WEST RIDGE — After months of isolation and feeling uncertain about the future, 85-year-old Holocaust survivor Leonie Bergman has hope that she’ll soon be able to see her friends and family again.
Her newfound positivity and relief come from her first dose of the COVID vaccine on March 7. In a few weeks, she will get her second Moderna shot.
Then, she plans to call her friends and see them for the first time since October.
“It’s been a long time and I don’t go anywhere because I don’t want to expose myself,” Bergman said, who only sees her caregiver and maybe her neighbors in the elevator of her building. “But with this year being the new year, you are supposed to have hope and I do have hope so I am happy about that.”
Bergman is one of more than 130 Holocaust survivors in the Chicago area who have been vaccinated under the city’s 1B group, thanks to a partnership with Jewish organizations Agudath Israel of Illinois, Hatzalah Chicago and The Chicago Center Refuah 311.
Since the beginning of the month, the group has hosted vaccination clinics twice a week in a West Ridge elementary school gym and made extra efforts to ensure there was sufficient city vaccines for all Holocaust survivors.
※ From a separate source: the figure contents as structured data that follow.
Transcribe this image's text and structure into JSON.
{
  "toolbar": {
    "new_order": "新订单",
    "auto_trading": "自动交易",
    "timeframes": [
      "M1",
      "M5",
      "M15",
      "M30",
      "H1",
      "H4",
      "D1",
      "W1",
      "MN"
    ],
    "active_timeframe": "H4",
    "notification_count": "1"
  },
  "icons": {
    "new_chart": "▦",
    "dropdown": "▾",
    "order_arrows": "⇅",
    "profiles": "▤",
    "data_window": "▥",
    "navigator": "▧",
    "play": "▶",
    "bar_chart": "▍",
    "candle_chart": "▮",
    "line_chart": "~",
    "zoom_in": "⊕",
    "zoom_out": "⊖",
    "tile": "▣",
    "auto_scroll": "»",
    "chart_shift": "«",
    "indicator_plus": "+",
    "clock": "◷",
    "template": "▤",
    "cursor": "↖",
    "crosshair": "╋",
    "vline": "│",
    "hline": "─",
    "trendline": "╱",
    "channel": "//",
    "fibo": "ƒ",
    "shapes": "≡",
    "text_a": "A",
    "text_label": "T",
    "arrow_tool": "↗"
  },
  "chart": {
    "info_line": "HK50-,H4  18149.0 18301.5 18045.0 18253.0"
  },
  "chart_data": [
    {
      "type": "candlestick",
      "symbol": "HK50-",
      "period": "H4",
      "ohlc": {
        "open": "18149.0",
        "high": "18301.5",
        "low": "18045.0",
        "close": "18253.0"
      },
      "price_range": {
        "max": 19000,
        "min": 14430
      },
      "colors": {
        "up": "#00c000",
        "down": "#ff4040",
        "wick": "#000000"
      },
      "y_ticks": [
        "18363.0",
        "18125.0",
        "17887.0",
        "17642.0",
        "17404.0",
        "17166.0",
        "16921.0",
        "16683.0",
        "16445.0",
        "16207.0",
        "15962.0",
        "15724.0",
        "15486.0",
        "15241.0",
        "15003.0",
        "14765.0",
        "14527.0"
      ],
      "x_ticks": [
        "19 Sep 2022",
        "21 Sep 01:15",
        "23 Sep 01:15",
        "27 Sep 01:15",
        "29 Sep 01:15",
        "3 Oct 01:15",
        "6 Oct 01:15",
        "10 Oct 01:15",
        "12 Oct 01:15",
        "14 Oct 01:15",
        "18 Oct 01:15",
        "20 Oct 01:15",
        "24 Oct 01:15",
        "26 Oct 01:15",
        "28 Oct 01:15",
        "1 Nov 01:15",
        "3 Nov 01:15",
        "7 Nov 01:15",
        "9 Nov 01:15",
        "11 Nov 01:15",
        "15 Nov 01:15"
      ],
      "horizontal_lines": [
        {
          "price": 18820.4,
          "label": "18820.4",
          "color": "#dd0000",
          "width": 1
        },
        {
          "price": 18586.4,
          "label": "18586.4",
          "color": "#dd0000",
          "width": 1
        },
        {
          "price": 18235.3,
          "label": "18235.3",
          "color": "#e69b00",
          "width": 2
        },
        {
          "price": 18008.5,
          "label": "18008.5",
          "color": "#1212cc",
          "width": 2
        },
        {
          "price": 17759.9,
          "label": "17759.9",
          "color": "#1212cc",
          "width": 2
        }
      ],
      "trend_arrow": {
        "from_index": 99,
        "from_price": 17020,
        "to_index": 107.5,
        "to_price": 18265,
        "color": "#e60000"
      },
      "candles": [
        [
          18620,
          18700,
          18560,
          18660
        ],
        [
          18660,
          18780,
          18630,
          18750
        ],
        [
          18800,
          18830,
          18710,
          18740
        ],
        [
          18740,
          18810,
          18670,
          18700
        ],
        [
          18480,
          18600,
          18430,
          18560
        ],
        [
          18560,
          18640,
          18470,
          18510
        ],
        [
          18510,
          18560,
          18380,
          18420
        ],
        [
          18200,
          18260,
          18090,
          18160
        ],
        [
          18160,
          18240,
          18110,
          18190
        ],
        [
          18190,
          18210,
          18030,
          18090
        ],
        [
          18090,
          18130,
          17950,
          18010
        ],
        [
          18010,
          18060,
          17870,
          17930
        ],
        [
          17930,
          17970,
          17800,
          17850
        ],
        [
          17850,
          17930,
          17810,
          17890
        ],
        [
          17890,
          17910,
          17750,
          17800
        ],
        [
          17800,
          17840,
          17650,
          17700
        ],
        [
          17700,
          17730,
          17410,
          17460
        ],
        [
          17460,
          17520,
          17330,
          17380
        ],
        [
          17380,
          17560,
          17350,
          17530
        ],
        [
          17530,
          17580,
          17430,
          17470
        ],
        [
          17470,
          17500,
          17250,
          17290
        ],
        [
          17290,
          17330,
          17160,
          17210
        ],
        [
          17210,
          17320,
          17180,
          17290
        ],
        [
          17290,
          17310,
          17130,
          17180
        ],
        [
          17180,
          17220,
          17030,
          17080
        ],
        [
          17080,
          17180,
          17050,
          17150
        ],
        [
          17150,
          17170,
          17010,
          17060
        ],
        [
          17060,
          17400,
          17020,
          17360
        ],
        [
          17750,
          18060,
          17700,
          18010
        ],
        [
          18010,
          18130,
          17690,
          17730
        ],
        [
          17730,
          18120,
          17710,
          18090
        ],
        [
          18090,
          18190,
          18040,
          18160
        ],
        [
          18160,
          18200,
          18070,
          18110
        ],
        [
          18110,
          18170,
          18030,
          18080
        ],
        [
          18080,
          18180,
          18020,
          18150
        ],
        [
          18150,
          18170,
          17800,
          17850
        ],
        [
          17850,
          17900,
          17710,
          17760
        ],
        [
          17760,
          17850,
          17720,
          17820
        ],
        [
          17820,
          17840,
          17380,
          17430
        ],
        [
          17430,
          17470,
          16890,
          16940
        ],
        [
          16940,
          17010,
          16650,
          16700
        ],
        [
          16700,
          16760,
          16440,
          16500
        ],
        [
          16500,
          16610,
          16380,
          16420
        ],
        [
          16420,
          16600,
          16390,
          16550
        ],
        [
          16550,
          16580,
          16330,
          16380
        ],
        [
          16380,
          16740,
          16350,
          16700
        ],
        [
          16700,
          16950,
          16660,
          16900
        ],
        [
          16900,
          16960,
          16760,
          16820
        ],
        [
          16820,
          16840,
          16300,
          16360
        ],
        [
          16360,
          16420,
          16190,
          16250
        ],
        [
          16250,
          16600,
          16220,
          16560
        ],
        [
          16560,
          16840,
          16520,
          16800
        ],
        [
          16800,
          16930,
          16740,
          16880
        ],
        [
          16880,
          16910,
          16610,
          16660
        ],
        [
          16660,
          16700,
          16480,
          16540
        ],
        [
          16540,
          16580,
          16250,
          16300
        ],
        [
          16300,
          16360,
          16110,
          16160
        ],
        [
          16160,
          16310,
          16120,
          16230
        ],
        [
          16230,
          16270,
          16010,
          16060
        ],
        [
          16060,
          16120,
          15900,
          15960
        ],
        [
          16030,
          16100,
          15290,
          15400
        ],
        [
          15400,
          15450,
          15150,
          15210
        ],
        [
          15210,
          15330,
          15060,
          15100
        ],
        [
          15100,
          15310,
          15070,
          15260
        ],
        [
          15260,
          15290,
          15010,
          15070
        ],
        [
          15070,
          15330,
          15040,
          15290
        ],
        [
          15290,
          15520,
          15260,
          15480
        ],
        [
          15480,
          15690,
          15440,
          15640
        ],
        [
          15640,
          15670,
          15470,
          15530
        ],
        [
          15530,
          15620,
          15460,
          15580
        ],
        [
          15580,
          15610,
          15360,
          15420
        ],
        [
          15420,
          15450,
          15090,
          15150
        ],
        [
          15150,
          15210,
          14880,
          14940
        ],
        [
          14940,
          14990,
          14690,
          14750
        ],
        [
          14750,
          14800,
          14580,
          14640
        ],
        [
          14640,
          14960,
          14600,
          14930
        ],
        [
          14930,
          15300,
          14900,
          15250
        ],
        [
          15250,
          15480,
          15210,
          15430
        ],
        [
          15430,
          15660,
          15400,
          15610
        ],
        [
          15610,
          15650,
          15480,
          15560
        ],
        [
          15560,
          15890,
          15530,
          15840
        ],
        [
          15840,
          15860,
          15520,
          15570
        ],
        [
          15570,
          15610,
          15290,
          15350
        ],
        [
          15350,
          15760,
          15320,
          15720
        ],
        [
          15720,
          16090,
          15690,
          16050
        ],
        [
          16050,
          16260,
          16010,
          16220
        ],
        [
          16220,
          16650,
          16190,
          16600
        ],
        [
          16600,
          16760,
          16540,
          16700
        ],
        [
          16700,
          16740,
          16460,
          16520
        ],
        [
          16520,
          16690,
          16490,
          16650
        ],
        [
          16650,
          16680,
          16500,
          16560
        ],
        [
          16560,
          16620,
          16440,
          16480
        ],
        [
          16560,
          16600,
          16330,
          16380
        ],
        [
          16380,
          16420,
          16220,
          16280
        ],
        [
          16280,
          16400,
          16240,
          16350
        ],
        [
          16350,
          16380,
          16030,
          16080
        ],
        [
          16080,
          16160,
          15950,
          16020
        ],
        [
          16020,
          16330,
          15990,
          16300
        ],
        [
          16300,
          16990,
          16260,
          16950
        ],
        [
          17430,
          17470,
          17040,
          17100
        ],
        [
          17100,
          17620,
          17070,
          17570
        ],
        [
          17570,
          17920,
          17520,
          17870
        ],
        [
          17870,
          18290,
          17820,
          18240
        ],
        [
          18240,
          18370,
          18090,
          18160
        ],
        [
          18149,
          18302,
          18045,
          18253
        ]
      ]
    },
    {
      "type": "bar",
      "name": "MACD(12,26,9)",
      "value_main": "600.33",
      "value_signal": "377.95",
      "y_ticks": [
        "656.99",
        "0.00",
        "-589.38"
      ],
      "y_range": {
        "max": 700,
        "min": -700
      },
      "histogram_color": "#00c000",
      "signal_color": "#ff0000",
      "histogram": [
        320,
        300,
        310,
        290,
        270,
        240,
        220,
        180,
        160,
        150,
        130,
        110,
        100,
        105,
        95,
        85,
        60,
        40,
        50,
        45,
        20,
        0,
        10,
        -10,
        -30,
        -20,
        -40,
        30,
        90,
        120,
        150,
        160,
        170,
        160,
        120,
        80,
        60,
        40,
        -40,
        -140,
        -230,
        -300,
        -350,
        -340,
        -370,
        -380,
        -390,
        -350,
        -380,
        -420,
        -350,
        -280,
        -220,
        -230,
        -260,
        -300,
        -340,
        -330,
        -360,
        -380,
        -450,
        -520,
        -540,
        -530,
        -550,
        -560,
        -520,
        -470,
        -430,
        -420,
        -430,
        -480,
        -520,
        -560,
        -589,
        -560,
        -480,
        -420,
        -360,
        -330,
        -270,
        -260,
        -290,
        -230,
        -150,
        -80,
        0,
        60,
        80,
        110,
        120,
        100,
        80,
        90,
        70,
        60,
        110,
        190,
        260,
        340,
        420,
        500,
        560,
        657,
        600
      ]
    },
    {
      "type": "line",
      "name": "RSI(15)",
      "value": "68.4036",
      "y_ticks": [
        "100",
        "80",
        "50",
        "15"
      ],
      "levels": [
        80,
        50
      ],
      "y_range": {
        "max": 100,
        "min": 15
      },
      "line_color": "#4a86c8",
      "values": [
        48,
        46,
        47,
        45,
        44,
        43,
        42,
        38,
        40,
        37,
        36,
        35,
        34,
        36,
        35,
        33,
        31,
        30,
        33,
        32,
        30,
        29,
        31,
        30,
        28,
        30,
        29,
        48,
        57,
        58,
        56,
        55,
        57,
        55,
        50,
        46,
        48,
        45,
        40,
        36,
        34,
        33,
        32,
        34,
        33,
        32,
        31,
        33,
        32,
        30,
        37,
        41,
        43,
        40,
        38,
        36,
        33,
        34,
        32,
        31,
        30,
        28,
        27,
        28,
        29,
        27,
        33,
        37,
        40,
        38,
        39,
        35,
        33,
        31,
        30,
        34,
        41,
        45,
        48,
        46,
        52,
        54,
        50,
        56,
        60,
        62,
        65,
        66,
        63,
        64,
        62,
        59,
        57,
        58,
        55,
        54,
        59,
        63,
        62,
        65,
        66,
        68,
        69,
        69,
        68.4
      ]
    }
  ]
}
Other seniors, teachers, health care providers, caregivers and more who qualify have also been vaccinated at the gym.
“I felt relief that I finally got my first dose,” Bergman said. “It made me feel part of the world again.”
Many who got vaccinated, like Bergman, were referred by the Holocaust Community Services program of CJE SeniorLife, which reached out to hundreds of survivors with assistance from the Illinois Holocaust Museum and Education Center.
“It is so important to protect these community members who have survived so much in their lives only to face a new threat from the pandemic,” Rabbi Shlomo Soroka, director of Government Affairs for Agudath Israel of Illinois said in a press release. “We hear the stories of seniors who have been confined to their homes, unable to spend time with their families. Now, after more than a year, some will be able to celebrate the Passover Seder in person with their loved ones.”
This opportunity shows a light at the end of the pandemic tunnel for many survivors, especially those who live alone and have been isolated for more than a year — similar to the feeling of waiting out persecution and living with uncertainty, as Bergman experienced when she was 7 years old during the Nazi occupation.
“I was moved around and moved around so many times that I never knew who was leading me,” she recalled of her Holocaust experience. “There was more uncertainty coming to the US. I guess you could say uncertainty has followed me. That’s one of my middle names.”
Bergman, who lives in Skokie and used to work at the Illinois Holocaust Museum and Education Center prior to the pandemic, was born in Berlin, Germany but moved to Brussels, Belgium in 1938. After the Nazi occupation of Belgium during World War II, she went into hiding and was placed in a convent. After moving around to different hiding spots with her sister, she settled in one spot for three years until the war was over.
Their parents were deported to Auschwitz in July 1944, just two months before Belgium was liberated.
The sisters survived and came to the US in 1946 to live with an uncle in New York. Three years later, Bergman moved to Chicago and attended Nicholas Senn High School before going to college at Northeastern Illinois University.
She said the pandemic has taught her not to dwell on fear and accept life as it is, but is happy to slowly reenter the world and feel more protected against the virus with the vaccine. She hopes others can soon feel the sense of hope that’s spreading around the city as more Chicagoans get vaccinated and coronavirus cases go down.
“I’m prized that I am part of the positive, forward-looking group of people and that things will be better for everyone, especially for younger generations,” she said. “Sometimes, some of us older ones say we have lived our lives — it’s your turn to look forward to something good.”